Sur la question des îles Éparses, “Madagascar pose certaines exigences”, note le site d’Antananarivo NewsMada. Lundi 30 juin se tenait à Paris une rencontre entre deux délégations française et malgache (…). Six ans après la dernière réunion de la commission mixte chargée de trouver un compromis sur ce chapelet d’îlots inhabités du canal du Mozambique, la réunion a accouché d’un communiqué officiel au ton assez plat. Celui-ci réaffirme simplement l’attachement des deux parties “aux principes du droit international, au respect mutuel et au partenariat basé sur les relations fraternelles”. “Aucune décision n’a été encore prise”, remarque le site malgache.
Les revendications d’Antananarivo étaient pourtant claires, affirme le quotidien L’Express de Madagascar. La Grande Île souhaite récupérer la souveraineté sur ces îles et une “réparation des préjudices et pertes économiques subis […] durant des années où elle n’a pu exercer sa souveraineté”.
Les îles Éparses regroupent les îles Glorieuses, Europa, Juan de Nova, Bassas da India et Tromelin et sont administrées par la France depuis l’indépendance de Madagascar en 1960 – intégrées dans la collectivité des Terres australes et antarctiques françaises (Taaf). Madagascar revendique sa souveraineté sur les quatre premières citées.
Les eaux territoriales rattachées à ces territoires couvrent une surface immense : 640 000 km² de zone économique exclusive (ZEE). Elles sont une réserve importante de biodiversité, de ressources halieutiques et sont potentiellement riches en hydrocarbures, relève un autre article de L’Express de Madagascar.
“Continuité inacceptable du système colonial”
Les premières ambitions malgaches sur ces îles sont anciennes et remontent aux années 1970. L’État insulaire avait porté l’affaire devant les instances internationales : en 1979 et 1980, deux résolutions de l’ONU avaient enjoint à la France d’entamer un processus de négociations en vue de la “réintégration” de ces territoires “séparés arbitrairement de Madagascar”.

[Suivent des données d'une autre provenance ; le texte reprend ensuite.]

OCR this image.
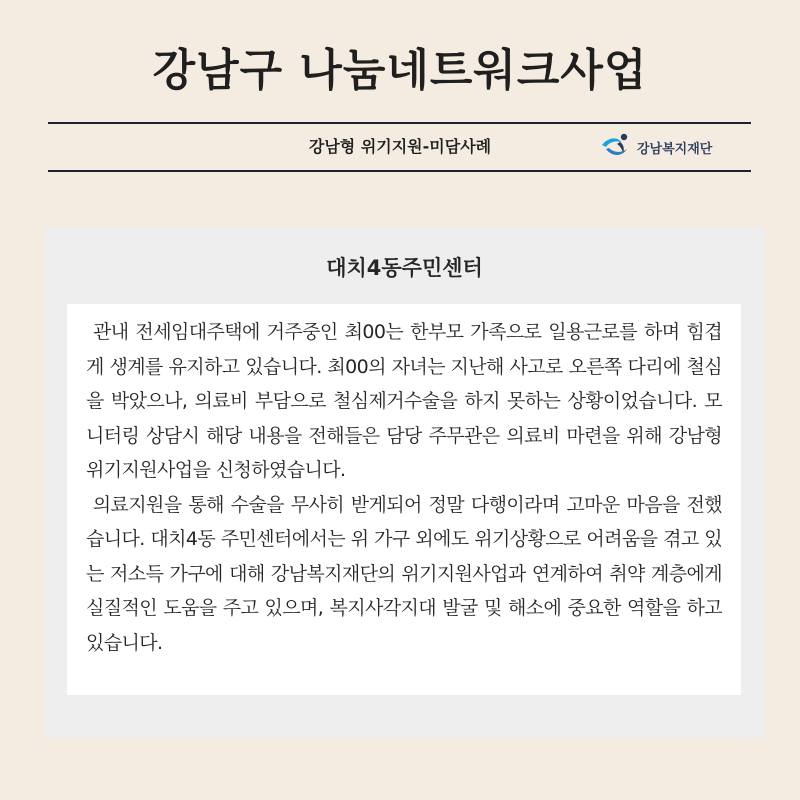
강남구 나눔네트워크사업
강남형 위기지원-미담사례	강남복지재단
대치4동주민센터

관내 전세임대주택에 거주중인 최00는 한부모 가족으로 일용근로를 하며 힘겹게 생계를 유지하고 있습니다. 최00의 자녀는 지난해 사고로 오른쪽 다리에 철심을 박았으나, 의료비 부담으로 철심제거수술을 하지 못하는 상황이었습니다. 모니터링 상담시 해당 내용을 전해들은 담당 주무관은 의료비 마련을 위해 강남형 위기지원사업을 신청하였습니다.

의료지원을 통해 수술을 무사히 받게되어 정말 다행이라며 고마운 마음을 전했습니다. 대치4동 주민센터에서는 위 가구 외에도 위기상황으로 어려움을 겪고 있는 저소득 가구에 대해 강남복지재단의 위기지원사업과 연계하여 취약 계층에게 실질적인 도움을 주고 있으며, 복지사각지대 발굴 및 해소에 중요한 역할을 하고 있습니다.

Lors d’une précédente rencontre entre Emmanuel Macron et son homologue malgache Andry Rajoelina en 2019, la question des îles Éparses avait été évoquée : les deux parties avaient “acté l’existence, à ce stade, d’un différend sur la question de souveraineté”.
Dans un communiqué publié dimanche 29 juin, près de 900 associations et organisations de la société civile malgache ont dénoncé la “poursuite de l’administration unilatérale française” comme une “continuité inacceptable du système colonial”.
Refiler la patate chaude
Dans ce contexte, le résultat de la rencontre de lundi semble décevoir Madagascar-Tribune, qui évoque “un climat feutré où les formules de politesse diplomatique ont largement supplanté les décisions concrètes”. Le site évoque une “diplomatie de façade” et une “absence de volonté politique claire”. “Aucun signe d’avancée décisive n’a été perçu par l’opinion publique malgache. Et pour cause : les déclarations officielles restent enfermées dans une rhétorique sans impact réel sur le terrain.”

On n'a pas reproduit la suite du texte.